Pitowsky uses Gleason's theorem to argue that quantum mechanics represents a new theory of probability, one in which the structure of the space of possible events is modified from the classical, Boolean algebra thereof. He regards this as analogous to the way that special relativity modifies the kinematics of Newtonian mechanics.

The Gleason and Kochen–Specker theorems have been cited in support of various philosophies, including perspectivism, constructive empiricism and agential realism.

===Quantum logic===
Gleason's theorem finds application in quantum logic, which makes heavy use of lattice theory. Quantum logic treats the outcome of a quantum measurement as a logical proposition and studies the relationships and structures formed by these logical propositions. They are organized into a lattice, in which the distributive law, valid in classical logic, is weakened, to reflect the fact that in quantum physics, not all pairs of quantities can be measured simultaneously. The representation theorem in quantum logic shows that such a lattice is isomorphic to the lattice of subspaces of a vector space with a scalar product. Using Solèr's theorem, the (skew) field K over which the vector space is defined can be proven, with additional hypotheses, to be either the real numbers, complex numbers, or the quaternions, as is needed for Gleason's theorem to hold.

By invoking Gleason's theorem, the form of a probability function on lattice elements can be restricted. Assuming that the mapping from lattice elements to probabilities is noncontextual, Gleason's theorem establishes that it must be expressible with the Born rule.

== Generalizations ==
Gleason originally proved the theorem assuming that the measurements applied to the system are of the von Neumann type, i.e., that each possible measurement corresponds to an orthonormal basis of the Hilbert space. Later, Busch and independently Caves et al. proved an analogous result for a more general class of measurements, known as positive-operator-valued measures (POVMs). The set of all POVMs includes the set of von Neumann measurements, and so the assumptions of this theorem are significantly stronger than Gleason's. This made the proof of this result simpler than Gleason's, and the conclusions stronger. Unlike the original theorem of Gleason, the generalized version using POVMs also applies to the case of a single qubit. Assuming noncontextuality for POVMs is, however, controversial, as POVMs are not fundamental, and some authors defend that noncontextuality should be assumed only for the underlying von Neumann measurements. Gleason's theorem, in its original version, does not hold if the Hilbert space is defined over the rational numbers, i.e., if the components of vectors in the Hilbert space are restricted to be rational numbers, or complex numbers with rational parts. However, when the set of allowed measurements is the set of all POVMs, the theorem holds.

The original proof by Gleason was not constructive: one of the ideas on which it depends is the fact that every continuous function defined on a compact space attains its minimum.

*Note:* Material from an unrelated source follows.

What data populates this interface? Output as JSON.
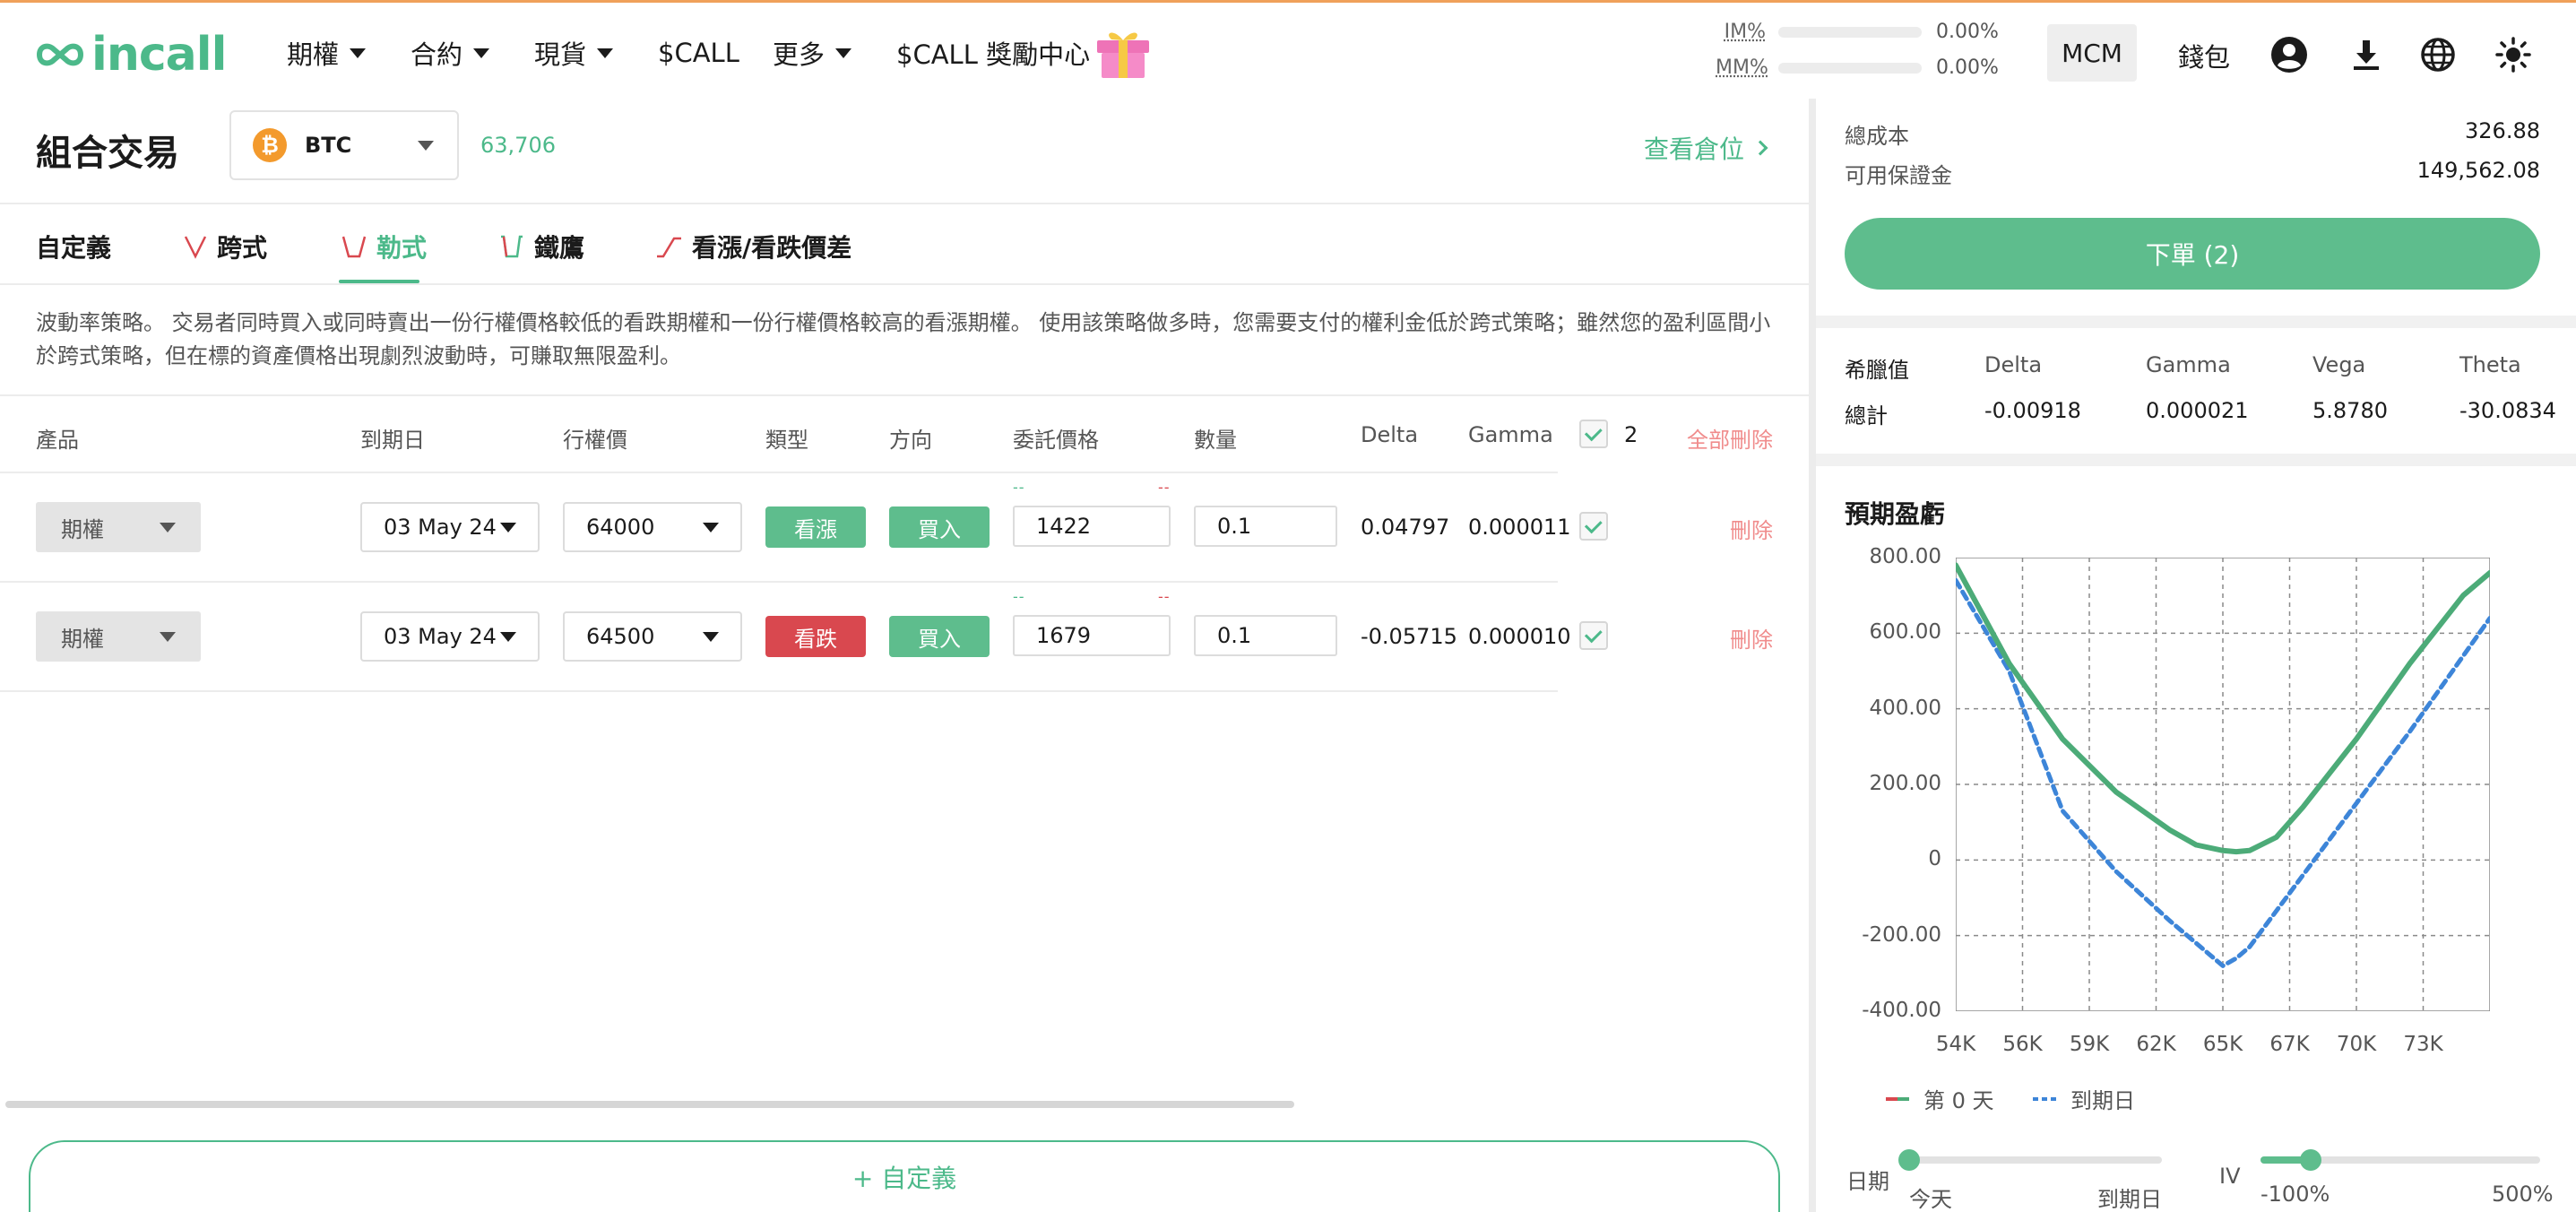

Because one cannot in all cases explicitly show where the minimum occurs, a proof that relies upon this principle will not be a constructive proof. However, the theorem can be reformulated in such a way that a constructive proof can be found.

Gleason's theorem can be extended to some cases where the observables of the theory form a von Neumann algebra. Specifically, an analogue of Gleason's result can be shown to hold if the algebra of observables has no direct summand that is representable as the algebra of 2×2 matrices over a commutative von Neumann algebra (i.e., no direct summand of type I_{2}). In essence, the only barrier to proving the theorem is the fact that Gleason's original result does not hold when the Hilbert space is that of a qubit.